To find the acceleration of block B in a system involving pulleys and strings, we need to analyze the forces acting on the blocks and apply Newton's second law of motion. Let's break this down step by step.

Understanding the System

Imagine we have two blocks, A and B, connected by a string that passes over a pulley. Block A is hanging vertically, while block B is on a horizontal surface. Since we are assuming ideal conditions, we can neglect friction and the mass of the pulley and string.

Setting Up the Problem

Let’s denote the mass of block A as mA and the mass of block B as mB. The gravitational force acting on block A is F_A = mA * g, where g is the acceleration due to gravity (approximately 9.81 m/s²).

Applying Newton's Second Law

For block A, which is hanging, the forces acting on it are its weight pulling it down and the tension in the string pulling it up. The net force on block A can be expressed as:

  • F_net_A = F_A - T = mA * a

Where T is the tension in the string and a is the acceleration of the system.
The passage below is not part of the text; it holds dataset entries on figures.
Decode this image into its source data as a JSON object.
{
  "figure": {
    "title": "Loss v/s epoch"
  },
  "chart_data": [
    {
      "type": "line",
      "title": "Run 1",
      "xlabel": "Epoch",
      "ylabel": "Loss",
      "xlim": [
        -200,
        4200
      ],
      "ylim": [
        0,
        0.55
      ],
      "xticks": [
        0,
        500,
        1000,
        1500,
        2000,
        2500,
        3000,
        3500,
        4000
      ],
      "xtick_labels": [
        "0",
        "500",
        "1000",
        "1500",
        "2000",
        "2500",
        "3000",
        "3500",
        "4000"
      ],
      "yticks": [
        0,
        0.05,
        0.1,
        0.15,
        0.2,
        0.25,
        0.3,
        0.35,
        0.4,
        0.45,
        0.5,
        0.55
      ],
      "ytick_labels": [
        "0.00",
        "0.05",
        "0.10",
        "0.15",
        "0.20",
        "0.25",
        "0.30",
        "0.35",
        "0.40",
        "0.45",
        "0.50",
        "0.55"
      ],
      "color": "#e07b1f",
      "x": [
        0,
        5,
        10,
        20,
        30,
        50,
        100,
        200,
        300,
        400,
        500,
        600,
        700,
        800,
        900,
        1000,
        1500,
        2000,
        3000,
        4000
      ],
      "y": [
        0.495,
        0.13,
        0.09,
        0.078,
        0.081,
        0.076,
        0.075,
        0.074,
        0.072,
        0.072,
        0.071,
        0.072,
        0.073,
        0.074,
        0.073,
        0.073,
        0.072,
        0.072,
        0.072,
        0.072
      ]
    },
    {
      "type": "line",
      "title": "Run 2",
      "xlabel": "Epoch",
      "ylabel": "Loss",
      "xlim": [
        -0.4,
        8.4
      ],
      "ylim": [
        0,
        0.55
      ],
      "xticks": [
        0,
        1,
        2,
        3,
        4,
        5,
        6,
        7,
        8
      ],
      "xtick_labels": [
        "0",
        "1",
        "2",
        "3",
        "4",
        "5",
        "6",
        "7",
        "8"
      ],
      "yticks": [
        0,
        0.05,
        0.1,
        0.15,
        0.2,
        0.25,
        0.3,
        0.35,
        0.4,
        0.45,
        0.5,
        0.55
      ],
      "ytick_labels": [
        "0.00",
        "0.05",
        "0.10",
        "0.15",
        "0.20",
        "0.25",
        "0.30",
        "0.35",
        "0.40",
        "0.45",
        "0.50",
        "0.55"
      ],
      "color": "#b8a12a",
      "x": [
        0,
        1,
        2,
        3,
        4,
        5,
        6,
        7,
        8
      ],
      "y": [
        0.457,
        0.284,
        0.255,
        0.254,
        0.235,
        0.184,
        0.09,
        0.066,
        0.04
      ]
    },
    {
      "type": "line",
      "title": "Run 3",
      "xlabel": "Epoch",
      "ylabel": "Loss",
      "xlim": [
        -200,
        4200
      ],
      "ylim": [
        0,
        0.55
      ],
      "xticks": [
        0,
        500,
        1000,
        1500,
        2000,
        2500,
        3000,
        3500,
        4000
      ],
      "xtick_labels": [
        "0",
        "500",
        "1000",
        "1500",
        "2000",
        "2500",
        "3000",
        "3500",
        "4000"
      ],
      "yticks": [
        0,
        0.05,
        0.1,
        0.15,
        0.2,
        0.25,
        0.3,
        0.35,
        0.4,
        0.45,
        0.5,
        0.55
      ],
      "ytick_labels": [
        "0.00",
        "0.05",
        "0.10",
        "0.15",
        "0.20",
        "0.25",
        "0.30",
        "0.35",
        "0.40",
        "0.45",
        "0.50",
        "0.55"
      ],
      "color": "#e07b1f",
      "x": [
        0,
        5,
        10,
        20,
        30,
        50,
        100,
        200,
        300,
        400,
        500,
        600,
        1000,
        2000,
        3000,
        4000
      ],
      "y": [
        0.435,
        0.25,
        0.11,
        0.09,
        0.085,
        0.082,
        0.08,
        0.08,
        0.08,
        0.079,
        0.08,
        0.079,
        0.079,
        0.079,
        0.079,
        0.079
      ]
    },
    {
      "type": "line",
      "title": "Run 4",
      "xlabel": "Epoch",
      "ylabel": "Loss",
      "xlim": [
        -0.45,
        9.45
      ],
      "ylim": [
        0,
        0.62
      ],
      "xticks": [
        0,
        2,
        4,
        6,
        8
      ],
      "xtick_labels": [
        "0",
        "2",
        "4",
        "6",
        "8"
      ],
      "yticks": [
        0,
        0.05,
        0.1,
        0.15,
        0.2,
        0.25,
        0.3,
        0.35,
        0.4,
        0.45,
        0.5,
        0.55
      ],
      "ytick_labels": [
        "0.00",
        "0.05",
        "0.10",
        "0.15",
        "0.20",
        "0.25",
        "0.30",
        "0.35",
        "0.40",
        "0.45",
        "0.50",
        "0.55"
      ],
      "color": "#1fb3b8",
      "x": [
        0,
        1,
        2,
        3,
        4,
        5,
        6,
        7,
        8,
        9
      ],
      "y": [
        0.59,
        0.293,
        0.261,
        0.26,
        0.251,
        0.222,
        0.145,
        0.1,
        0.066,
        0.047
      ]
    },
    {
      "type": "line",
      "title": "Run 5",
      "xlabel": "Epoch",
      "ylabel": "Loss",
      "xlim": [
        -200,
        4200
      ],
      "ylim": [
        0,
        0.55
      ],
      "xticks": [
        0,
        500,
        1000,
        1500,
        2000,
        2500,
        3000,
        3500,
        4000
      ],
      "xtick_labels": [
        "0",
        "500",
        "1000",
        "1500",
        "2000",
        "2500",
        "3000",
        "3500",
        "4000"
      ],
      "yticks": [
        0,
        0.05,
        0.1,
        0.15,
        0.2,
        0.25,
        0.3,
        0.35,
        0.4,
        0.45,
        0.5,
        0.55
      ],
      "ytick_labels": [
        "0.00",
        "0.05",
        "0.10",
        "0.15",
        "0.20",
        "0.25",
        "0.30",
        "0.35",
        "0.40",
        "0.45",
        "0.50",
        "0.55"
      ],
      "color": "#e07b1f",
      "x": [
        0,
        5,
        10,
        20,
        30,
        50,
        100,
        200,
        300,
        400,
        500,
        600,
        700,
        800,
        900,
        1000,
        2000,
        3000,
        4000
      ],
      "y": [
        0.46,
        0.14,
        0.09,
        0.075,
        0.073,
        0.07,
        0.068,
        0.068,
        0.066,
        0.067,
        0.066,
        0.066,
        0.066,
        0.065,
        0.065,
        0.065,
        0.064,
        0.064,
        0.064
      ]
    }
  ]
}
For block B, which is on the surface, the only horizontal force acting on it is the tension in the string. Thus, the equation for block B is:

  • T = mB * a

Combining the Equations

Now we have two equations:

  • mA * g - T = mA * a
  • T = mB * a

We can substitute the expression for tension from the second equation into the first equation:

  • mA * g - mB * a = mA * a

Solving for Acceleration

Rearranging the equation gives us:

  • mA * g = mA * a + mB * a
  • mA * g = (mA + mB) * a

Now, we can solve for acceleration a:

  • a = (mA * g) / (mA + mB)

Example Calculation

Let’s say block A has a mass of 5 kg and block B has a mass of 3 kg. Plugging these values into our formula:

  • a = (5 kg * 9.81 m/s²) / (5 kg + 3 kg)
  • a = 49.05 / 8 = 6.13 m/s²

Final Thoughts

The acceleration of block B in this idealized system is approximately 6.13 m/s². This approach illustrates how to analyze forces in a pulley system and derive the acceleration using fundamental physics principles. Remember, the key is to set up your equations based on the forces acting on each block and then solve them systematically.